Powder Magazine in Williamsburg
The powder magazine now serves as an exhibit space for Colonial Williamsburg.
Virginia Historical Society
On 21 April 1775 the House of Burgesses vehemently protested
actions taken by a group of royal marines led by Lieutenant Henry Collins. Under orders from Governor
John Dunmore, the marines moved fifteen half-barrels of gunpowder stored in Williamsburg's powder
magazine to the ship Fowey on the York River.
Although the removal was carried out in the early morning hours, word of the marines' action
quickly spread throughout the town. Alarmed citizens demanded that Dunmore return the supplies,
but Peyton Randolph, Robert Carter Nicholas, and Mayor John Dixon calmed the public and
requested an explanation from the governor.
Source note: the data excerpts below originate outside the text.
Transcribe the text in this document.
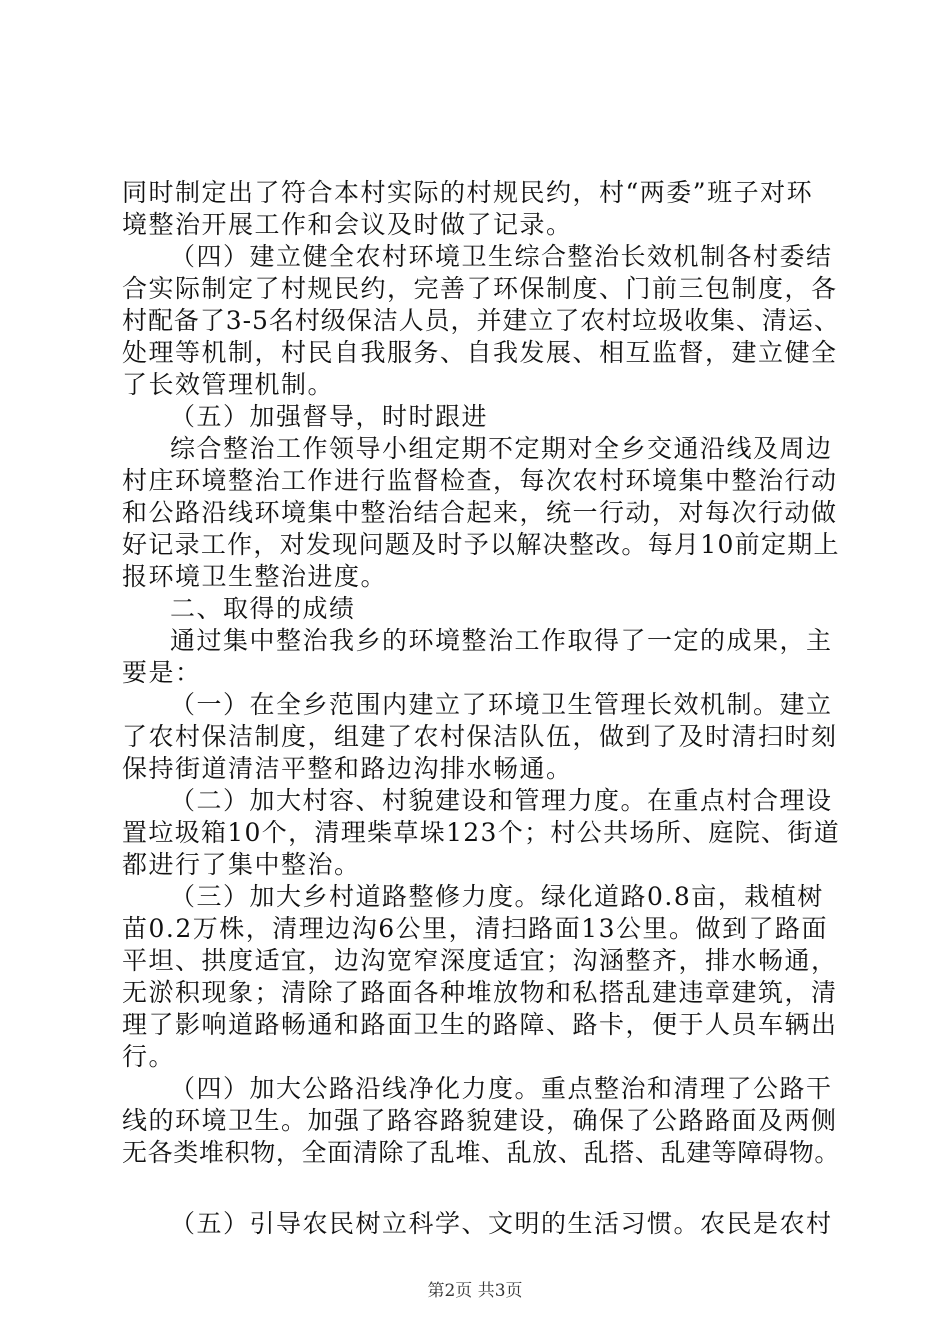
同时制定出了符合本村实际的村规民约，村“两委”班子对环
境整治开展工作和会议及时做了记录。
（四）建立健全农村环境卫生综合整治长效机制各村委结
合实际制定了村规民约，完善了环保制度、门前三包制度，各
村配备了3-5名村级保洁人员，并建立了农村垃圾收集、清运、
处理等机制，村民自我服务、自我发展、相互监督，建立健全
了长效管理机制。
（五）加强督导，时时跟进
综合整治工作领导小组定期不定期对全乡交通沿线及周边
村庄环境整治工作进行监督检查，每次农村环境集中整治行动
和公路沿线环境集中整治结合起来，统一行动，对每次行动做
好记录工作，对发现问题及时予以解决整改。每月10前定期上
报环境卫生整治进度。
二、取得的成绩
通过集中整治我乡的环境整治工作取得了一定的成果，主
要是：
（一）在全乡范围内建立了环境卫生管理长效机制。建立
了农村保洁制度，组建了农村保洁队伍，做到了及时清扫时刻
保持街道清洁平整和路边沟排水畅通。
（二）加大村容、村貌建设和管理力度。在重点村合理设
置垃圾箱10个，清理柴草垛123个；村公共场所、庭院、街道
都进行了集中整治。
（三）加大乡村道路整修力度。绿化道路0.8亩，栽植树
苗0.2万株，清理边沟6公里，清扫路面13公里。做到了路面
平坦、拱度适宜，边沟宽窄深度适宜；沟涵整齐，排水畅通，
无淤积现象；清除了路面各种堆放物和私搭乱建违章建筑，清
理了影响道路畅通和路面卫生的路障、路卡，便于人员车辆出
行。
（四）加大公路沿线净化力度。重点整治和清理了公路干
线的环境卫生。加强了路容路貌建设，确保了公路路面及两侧
无各类堆积物，全面清除了乱堆、乱放、乱搭、乱建等障碍物。
（五）引导农民树立科学、文明的生活习惯。农民是农村
第2页 共3页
Dunmore claimed he moved the powder to
protect the town from an impending slave insurrection, and he promised to return it if needed.
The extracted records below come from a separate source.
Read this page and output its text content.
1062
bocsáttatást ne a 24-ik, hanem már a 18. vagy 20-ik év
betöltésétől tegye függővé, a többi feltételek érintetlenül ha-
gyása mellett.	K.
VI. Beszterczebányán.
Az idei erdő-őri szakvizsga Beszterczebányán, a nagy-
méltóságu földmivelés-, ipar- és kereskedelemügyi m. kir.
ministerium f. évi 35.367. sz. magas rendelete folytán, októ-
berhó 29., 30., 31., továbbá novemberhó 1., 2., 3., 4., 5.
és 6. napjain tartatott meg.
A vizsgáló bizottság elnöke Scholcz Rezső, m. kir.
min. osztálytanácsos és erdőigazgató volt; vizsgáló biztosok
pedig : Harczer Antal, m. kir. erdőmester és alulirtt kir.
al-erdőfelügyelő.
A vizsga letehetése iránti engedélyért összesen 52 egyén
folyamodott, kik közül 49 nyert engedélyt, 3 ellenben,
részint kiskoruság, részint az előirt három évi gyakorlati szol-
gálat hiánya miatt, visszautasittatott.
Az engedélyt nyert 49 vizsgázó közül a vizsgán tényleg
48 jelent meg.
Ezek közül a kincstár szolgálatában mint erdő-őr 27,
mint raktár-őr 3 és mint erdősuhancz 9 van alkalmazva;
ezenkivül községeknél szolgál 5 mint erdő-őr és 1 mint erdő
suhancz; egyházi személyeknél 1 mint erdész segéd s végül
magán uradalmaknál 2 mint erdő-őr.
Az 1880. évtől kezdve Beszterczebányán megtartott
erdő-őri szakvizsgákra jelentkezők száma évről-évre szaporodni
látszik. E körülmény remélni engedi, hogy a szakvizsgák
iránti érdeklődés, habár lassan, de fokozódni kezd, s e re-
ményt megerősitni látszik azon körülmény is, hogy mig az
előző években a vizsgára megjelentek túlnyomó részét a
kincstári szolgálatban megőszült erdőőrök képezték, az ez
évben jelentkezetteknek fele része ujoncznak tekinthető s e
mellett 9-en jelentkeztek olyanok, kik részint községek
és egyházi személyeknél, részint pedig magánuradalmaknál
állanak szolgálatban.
The governor later admitted that he feared an uprising among the colonists and that this anxiety
resulted in his order to relocate the powder.
Patrick Henry raised 150 volunteers from Hanover County and threatened to march into
Williamsburg unless Dunmore gave back the gunpowder. The men agreed to return to
Hanover after the governor paid Henry £350 as reimbursement for the seized powder.
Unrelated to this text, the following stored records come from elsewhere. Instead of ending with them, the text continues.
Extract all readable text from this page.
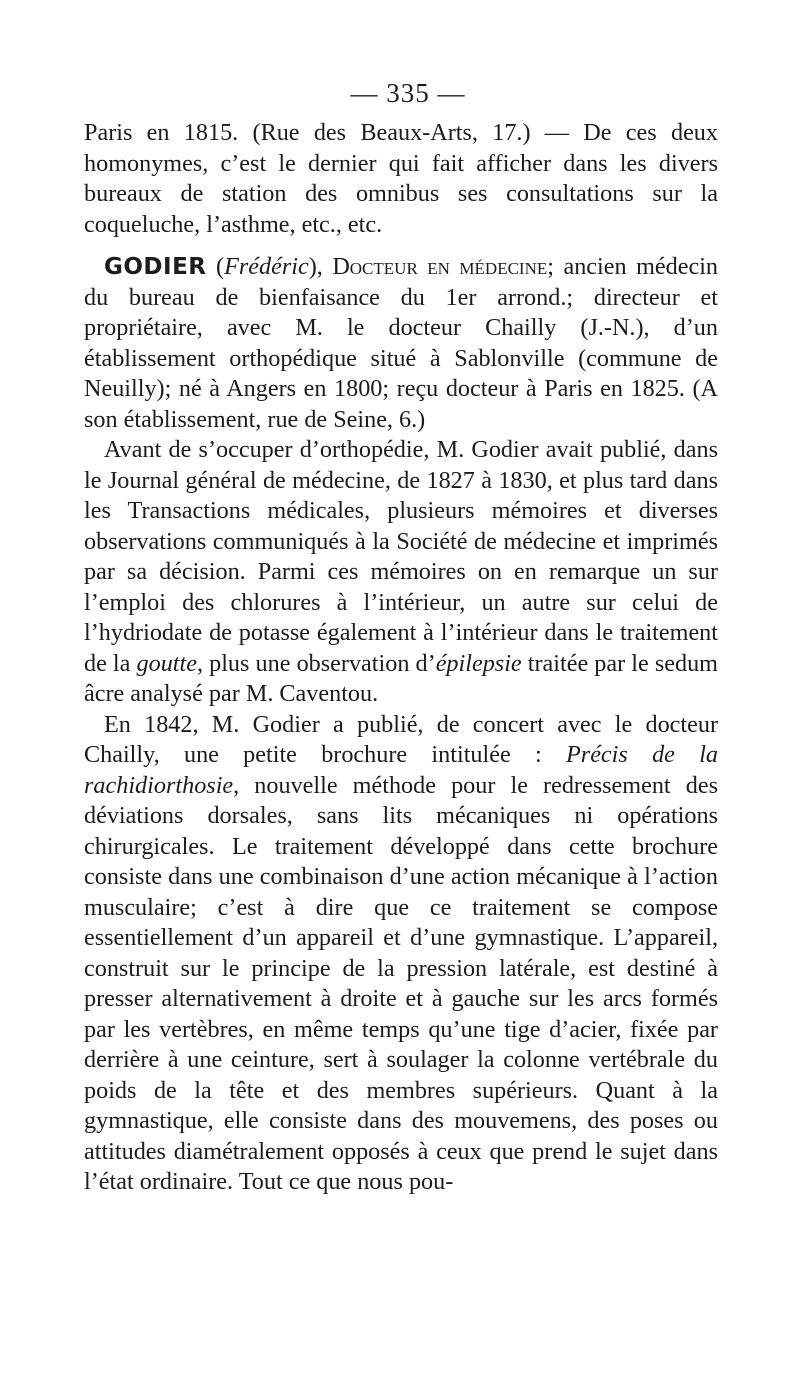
— 335 —

Paris en 1815. (Rue des Beaux-Arts, 17.) — De ces deux homonymes, c’est le dernier qui fait afficher dans les divers bureaux de station des omnibus ses consultations sur la coqueluche, l’asthme, etc., etc.

GODIER (Frédéric), Docteur en médecine; ancien médecin du bureau de bienfaisance du 1er arrond.; directeur et propriétaire, avec M. le docteur Chailly (J.-N.), d’un établissement orthopédique situé à Sablonville (commune de Neuilly); né à Angers en 1800; reçu docteur à Paris en 1825. (A son établissement, rue de Seine, 6.)

Avant de s’occuper d’orthopédie, M. Godier avait publié, dans le Journal général de médecine, de 1827 à 1830, et plus tard dans les Transactions médicales, plusieurs mémoires et diverses observations communiqués à la Société de médecine et imprimés par sa décision. Parmi ces mémoires on en remarque un sur l’emploi des chlorures à l’intérieur, un autre sur celui de l’hydriodate de potasse également à l’intérieur dans le traitement de la goutte, plus une observation d’épilepsie traitée par le sedum âcre analysé par M. Caventou.

En 1842, M. Godier a publié, de concert avec le docteur Chailly, une petite brochure intitulée : Précis de la rachidiorthosie, nouvelle méthode pour le redressement des déviations dorsales, sans lits mécaniques ni opérations chirurgicales. Le traitement développé dans cette brochure consiste dans une combinaison d’une action mécanique à l’action musculaire; c’est à dire que ce traitement se compose essentiellement d’un appareil et d’une gymnastique. L’appareil, construit sur le principe de la pression latérale, est destiné à presser alternativement à droite et à gauche sur les arcs formés par les vertèbres, en même temps qu’une tige d’acier, fixée par derrière à une ceinture, sert à soulager la colonne vertébrale du poids de la tête et des membres supérieurs. Quant à la gymnastique, elle consiste dans des mouvemens, des poses ou attitudes diamétralement opposés à ceux que prend le sujet dans l’état ordinaire. Tout ce que nous pou-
The situation continued to deteriorate, and on June 8 Dunmore left the governor's
palace for the Fowey. This, along with the ensuing war, ended British rule in Virginia.
Although a landmark in the history of the American Revolution, the powder magazine
in Williamsburg has a story that begins years earlier. In 1714, Governor Alexander
Spotswood and the General Assembly agreed to erect a structure to store military
supplies given to the colony by Queen Anne. The powder magazine was completed
by 1716, with a protective brick wall and guard house added in 1755. Uses for
the magazine varied throughout the years, including a market place, church, and
storage space for military supplies during the Revolutionary War, the War of
1812, and the Civil War. When the historic structure was purchased by the
Association for the Preservation of Virginia Antiquities (APVA) in 1889, it
had recently been used as a livery stable and was in peril of being lost. The
structure was restored with help from the APVA and Colonial Williamsburg.
Today, the powder magazine serves as an exhibit space for Colonial Williamsburg.